Via Samizdata I find this article by Christopher Hitchens in Slate. He gives a first hand account of North Korea, notes a few interesting aspects of how North Koreans see themselves, and shows a couple of simple and eloquent consequences of the evil tyranny that has destroyed the lives of tens of millions in that country over decades, one of which is this starkly stunning photograph of the night sky over the Korean peninsula.
He discusses how it is that these people can accept, up to a point, their oppression. It is well documented that in the Soviet empire almost everyone hated it, but they didn't know what to do, or were afraid to do it. In the People's Democratic Paradise it is doubtless much the same, but it is easy enough to give people a fake identity to cling to, and easy too to make them fear that anything else will be even worse.
It's a genuinely interesting article, in which he gives informed data and perspectives, and some intelligent analysis, and he makes no attempt to defend the odious dwarf Kim Jong-il and his evil blood-stained father, nor even does he do what left-wing apologists for tyrants so often do, wring his hands about how, if only it had been done properly it would have been wonderful.
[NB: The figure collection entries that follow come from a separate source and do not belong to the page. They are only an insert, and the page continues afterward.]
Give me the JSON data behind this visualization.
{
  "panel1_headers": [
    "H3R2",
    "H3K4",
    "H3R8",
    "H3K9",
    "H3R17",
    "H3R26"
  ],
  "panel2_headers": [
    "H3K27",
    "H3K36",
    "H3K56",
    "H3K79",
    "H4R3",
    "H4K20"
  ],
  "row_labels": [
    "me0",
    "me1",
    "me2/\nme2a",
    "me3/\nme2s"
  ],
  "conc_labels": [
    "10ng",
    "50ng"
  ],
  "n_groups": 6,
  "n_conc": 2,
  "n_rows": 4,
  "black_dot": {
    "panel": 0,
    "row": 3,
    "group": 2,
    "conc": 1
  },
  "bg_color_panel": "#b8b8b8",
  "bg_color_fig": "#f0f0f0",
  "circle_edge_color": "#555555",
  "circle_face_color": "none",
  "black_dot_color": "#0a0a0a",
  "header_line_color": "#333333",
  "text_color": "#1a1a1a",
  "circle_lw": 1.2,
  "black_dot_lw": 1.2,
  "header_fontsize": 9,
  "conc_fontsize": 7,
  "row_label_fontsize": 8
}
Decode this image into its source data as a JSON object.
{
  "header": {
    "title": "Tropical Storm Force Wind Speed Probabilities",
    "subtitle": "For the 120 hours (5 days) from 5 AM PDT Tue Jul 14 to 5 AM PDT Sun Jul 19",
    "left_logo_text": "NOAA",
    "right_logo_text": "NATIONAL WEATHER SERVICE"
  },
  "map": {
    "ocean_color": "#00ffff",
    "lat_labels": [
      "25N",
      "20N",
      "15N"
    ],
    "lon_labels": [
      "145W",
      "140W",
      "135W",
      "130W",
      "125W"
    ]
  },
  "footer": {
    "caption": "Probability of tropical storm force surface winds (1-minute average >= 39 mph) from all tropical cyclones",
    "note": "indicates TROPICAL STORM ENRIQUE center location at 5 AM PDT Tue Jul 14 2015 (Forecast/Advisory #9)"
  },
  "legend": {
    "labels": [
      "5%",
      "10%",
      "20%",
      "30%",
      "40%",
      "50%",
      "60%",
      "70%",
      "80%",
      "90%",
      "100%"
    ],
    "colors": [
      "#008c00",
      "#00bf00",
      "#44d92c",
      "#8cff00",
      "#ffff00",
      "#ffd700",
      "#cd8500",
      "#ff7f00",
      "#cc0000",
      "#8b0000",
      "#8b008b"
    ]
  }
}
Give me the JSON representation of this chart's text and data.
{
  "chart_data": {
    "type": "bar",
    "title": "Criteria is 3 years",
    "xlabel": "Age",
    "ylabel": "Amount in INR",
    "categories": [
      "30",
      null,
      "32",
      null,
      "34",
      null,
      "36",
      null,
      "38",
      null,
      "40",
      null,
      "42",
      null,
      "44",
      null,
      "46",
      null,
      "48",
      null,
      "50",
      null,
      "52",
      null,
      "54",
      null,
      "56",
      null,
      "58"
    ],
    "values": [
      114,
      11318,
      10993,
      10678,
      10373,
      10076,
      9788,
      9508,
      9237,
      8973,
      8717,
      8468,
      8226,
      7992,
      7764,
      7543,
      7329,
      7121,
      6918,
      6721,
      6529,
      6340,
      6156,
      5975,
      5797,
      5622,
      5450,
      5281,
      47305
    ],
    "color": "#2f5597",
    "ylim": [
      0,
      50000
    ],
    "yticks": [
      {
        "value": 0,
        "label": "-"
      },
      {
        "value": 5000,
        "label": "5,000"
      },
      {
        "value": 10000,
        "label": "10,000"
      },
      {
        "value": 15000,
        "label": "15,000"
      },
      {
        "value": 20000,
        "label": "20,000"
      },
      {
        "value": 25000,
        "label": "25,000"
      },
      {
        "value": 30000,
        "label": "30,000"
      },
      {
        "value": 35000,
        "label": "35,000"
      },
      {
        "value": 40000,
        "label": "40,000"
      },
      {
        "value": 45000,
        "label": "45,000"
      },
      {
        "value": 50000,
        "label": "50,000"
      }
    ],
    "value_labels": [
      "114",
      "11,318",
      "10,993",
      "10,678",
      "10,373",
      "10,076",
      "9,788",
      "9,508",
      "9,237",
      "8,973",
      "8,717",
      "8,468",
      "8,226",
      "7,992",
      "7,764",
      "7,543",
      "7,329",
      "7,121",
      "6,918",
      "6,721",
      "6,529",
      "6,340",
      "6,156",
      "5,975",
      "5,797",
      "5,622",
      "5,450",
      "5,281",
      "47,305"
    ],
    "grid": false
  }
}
Instead he uses a rather novel approach to not condemning communist murderers- he pretends they're not communists at all, but are in fact right-wing fascists.
The idea is not his, but comes from a book he has been reading, which also sounds interesting. He reaches the conclusion that communism is dead in North Korea because the word has been dropped from the constitution (of which more later) and they no longer speak of the people owning the means of production. The truth is simply that they have dropped all pretence that the people own anything at all, not even their own lives. Communist countries have never allowed any real ownership, whether common or individual, to the people; all ownership and control is reserved, necessarily, to the ruling elite. It is surprising, to say the least, that Christopher Hitchens fails to realize that, just because the dear leader has explicitly told his people what most communist tyrants hide behind meaningless words on worthless bits of paper- that they are nothing and have nothing- the country has not ceased to be a communist tyranny.